Au Mexique, la mort fait partie du quotidien en ce sens qu'on ne craint pas de la confronter, de la questionner, alors qu'au Québec, elle possède le même statut que la poussière qu'on glisse sous le tapis. On fait tout pour la gommer du paysage. On la fuit jusqu'au moment où toute résistance devient futile.

Il était donc intéressant de voir, hier soir, comment des compagnies de théâtre émanant de ces deux communautés, Luna Morena et La Tortue Noire, établie au Saguenay, ont exploré le thème de la mort dans la pièce Memento Mori. Après avoir été présentée au Mexique en version espagnole, elle était proposée pour la première fois dans la langue de Vigneault.

Hormis une brève apparition de Martin Gagnon, Sara Moisan et Fanny Tousignant à la toute fin, ce sont les comédiens et marionnettistes d'origine mexicaine, Karina Hurtado, Andrés David et Meztli Robles, qui ont supporté l'essentiel du propos. À chaque fois que l'un d'eux s'exprimait, une traduction était offerte en voix off.

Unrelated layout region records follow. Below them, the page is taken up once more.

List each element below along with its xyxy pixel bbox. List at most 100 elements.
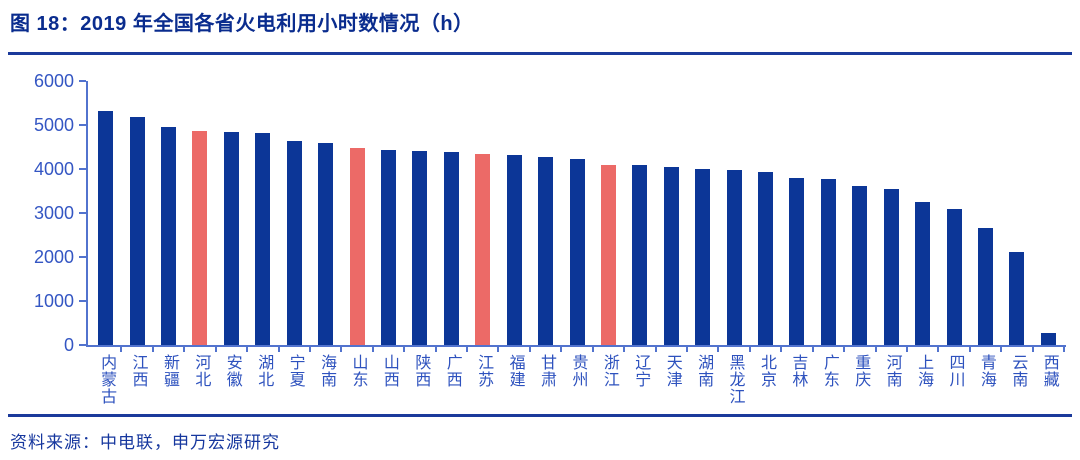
- x-tick-mark: [371, 345, 374, 352]
- bar-slot: [561, 81, 594, 352]
- x-label-slot: 河北: [184, 354, 215, 405]
- bar-slot: [373, 81, 406, 352]
- data-source-label: 资料来源：中电联，申万宏源研究: [10, 433, 280, 452]
- bar-slot: [876, 81, 908, 352]
- x-axis-label-甘肃: 甘肃: [538, 354, 556, 388]
- bar-内蒙古: [98, 111, 114, 345]
- bar-宁夏: [286, 141, 302, 345]
- x-label-slot: 山西: [373, 354, 404, 405]
- x-tick-mark: [937, 345, 940, 352]
- x-axis-label-贵州: 贵州: [569, 354, 587, 388]
- bar-广西: [443, 152, 459, 345]
- x-tick-mark: [748, 345, 751, 352]
- x-tick-mark: [120, 345, 123, 352]
- x-tick-mark: [1031, 345, 1034, 352]
- x-label-slot: 贵州: [561, 354, 592, 405]
- x-axis-label-浙江: 浙江: [600, 354, 618, 388]
- x-axis-label-陕西: 陕西: [412, 354, 430, 388]
- x-label-slot: 新疆: [153, 354, 184, 405]
- bar-北京: [758, 171, 774, 345]
- bar-slot: [467, 81, 500, 352]
- x-tick-mark: [560, 345, 563, 352]
- x-label-slot: 北京: [750, 354, 781, 405]
- bar-吉林: [789, 177, 805, 345]
- bar-福建: [506, 154, 522, 345]
- y-tick-label: 5000: [33, 115, 74, 135]
- x-label-slot: 黑龙江: [718, 354, 749, 405]
- bar-slot: [593, 81, 626, 352]
- x-tick-mark: [246, 345, 249, 352]
- x-axis-label-重庆: 重庆: [852, 354, 870, 388]
- x-label-slot: 云南: [1001, 354, 1032, 405]
- x-axis-label-宁夏: 宁夏: [286, 354, 304, 388]
- x-axis-label-湖北: 湖北: [255, 354, 273, 388]
- bar-slot: [813, 81, 846, 352]
- bar-slot: [90, 81, 123, 352]
- bar-slot: [184, 81, 217, 352]
- bar-天津: [663, 167, 679, 345]
- x-tick-mark: [874, 345, 877, 352]
- bar-slot: [687, 81, 720, 352]
- bar-slot: [656, 81, 689, 352]
- y-tick-label: 0: [63, 335, 74, 355]
- x-label-slot: 广西: [436, 354, 467, 405]
- x-tick-mark: [686, 345, 689, 352]
- x-label-slot: 四川: [938, 354, 969, 405]
- bar-贵州: [569, 158, 585, 345]
- x-axis-label-西藏: 西藏: [1040, 354, 1058, 388]
- chart-bottom-divider-line: [8, 414, 1072, 417]
- x-axis-label-新疆: 新疆: [160, 354, 178, 388]
- x-axis-label-广西: 广西: [443, 354, 461, 388]
- x-label-slot: 湖北: [247, 354, 278, 405]
- x-axis-label-云南: 云南: [1009, 354, 1027, 388]
- bar-slot: [216, 81, 249, 352]
- x-axis-label-辽宁: 辽宁: [632, 354, 650, 388]
- x-axis-label-湖南: 湖南: [695, 354, 713, 388]
- y-tick-mark: [79, 168, 86, 171]
- x-axis-label-北京: 北京: [757, 354, 775, 388]
- bar-广东: [820, 178, 836, 345]
- x-tick-mark: [183, 345, 186, 352]
- bar-山东: [349, 148, 365, 345]
- y-tick-mark: [79, 256, 86, 259]
- x-label-slot: 安徽: [216, 354, 247, 405]
- bar-云南: [1009, 252, 1025, 345]
- x-axis-labels: 内蒙古 江西 新疆 河北 安徽 湖北 宁夏 海南 山东 山西 陕西 广西 江苏 福建 甘肃 贵州 浙江 辽宁 天津湖…: [88, 354, 1066, 405]
- x-label-slot: 陕西: [404, 354, 435, 405]
- bar-slot: [907, 81, 940, 352]
- x-tick-mark: [811, 345, 814, 352]
- bar-slot: [279, 81, 311, 352]
- bar-上海: [915, 202, 931, 345]
- bar-slot: [970, 81, 1003, 352]
- x-label-slot: 吉林: [781, 354, 812, 405]
- x-label-slot: 福建: [498, 354, 529, 405]
- bar-新疆: [161, 127, 177, 345]
- x-tick-mark: [1000, 345, 1003, 352]
- x-tick-mark: [308, 345, 311, 352]
- x-tick-mark: [780, 345, 783, 352]
- y-tick-label: 6000: [33, 71, 74, 91]
- x-axis-label-福建: 福建: [506, 354, 524, 388]
- x-label-slot: 广东: [813, 354, 844, 405]
- bar-黑龙江: [726, 169, 742, 345]
- x-axis-label-海南: 海南: [318, 354, 336, 388]
- x-tick-mark: [151, 345, 154, 352]
- bar-河北: [192, 130, 208, 345]
- bar-slot: [781, 81, 814, 352]
- x-axis-label-吉林: 吉林: [789, 354, 807, 388]
- bar-江西: [129, 117, 145, 345]
- x-axis-label-内蒙古: 内蒙古: [98, 354, 116, 405]
- x-tick-mark: [905, 345, 908, 352]
- x-label-slot: 甘肃: [530, 354, 561, 405]
- y-tick-mark: [79, 344, 86, 346]
- bar-slot: [1033, 81, 1066, 352]
- x-tick-mark: [528, 345, 531, 352]
- bar-甘肃: [538, 157, 554, 345]
- x-label-slot: 重庆: [844, 354, 875, 405]
- x-label-slot: 天津: [656, 354, 687, 405]
- title-divider-line: [8, 52, 1072, 55]
- x-axis-label-天津: 天津: [663, 354, 681, 388]
- x-axis-label-四川: 四川: [946, 354, 964, 388]
- x-axis-label-江西: 江西: [129, 354, 147, 388]
- y-tick-mark: [79, 300, 86, 303]
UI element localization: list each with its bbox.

Ce qu'ils ont raconté est éclaté. Des bouts de vie. Des bouts de mort avec juste assez de flou pour que le spectateur travaille un peu. Il n'y a pas de mode d'emploi, en effet. Ou si peu. Dans le programme, on évoque la fragilité de la vie, tout en rappelant qu'il importe de la célébrer. Ça laisse de la marge à l'interprétation.

La tentation est grande de surfer sur la poésie des images crées par les comédiens, de concert avec le metteur en scène Dany Lefrançois. Des pieds d'enfant sous une table. Un homme coiffé d'une tête qui n'est pas la sienne. Un autre qui se barbouille le torse, tout en énumérant les raisons pour lesquelles il se déteste. Une femme heureuse, quasiment euphorique, tenant une plume en équilibre sur le dos de sa main. «J'ai commencé à dire adieu à la gravité», annonce-t-elle.

On dirait la mort en mode léger, ce qui fait contraste avec les vivants que guette l'adversité: un train qui arrive à toute vapeur, un homme traversé par une souffrance infinie, plaqué derrière ce qui semble constituer une porte. Avant de croire à un parti-pris pour la Faucheuse, cependant, il faut voir cette femme qui traverse la scène munie d'une seule béquille.

Elle peine à avancer, mais persiste et finit par trouver son erre d'aller, admirable à défaut d'être élégante. Et férocement vivante. Rassemblé dans la Salle du Facteur culturel de Jonquière, le public, qui a affiché une qualité d'écoute absolue pendant une heure, s'est peut-être reconnu dans cette femme. Du moins, on aime à le croire.

Ce qui est clair, cependant, c'est qu'il a été touché par Memento Mori, par la sensibilité avec laquelle les artisans de la pièce ont abordé le mystère de la mort. Loin de donner le vertige ou de susciter la peur, cette création ramène chacun à son humanité, un privilège dont il sera possible de jouir une dernière fois aujourd'hui à 20h, à l'occasion du FIAMS.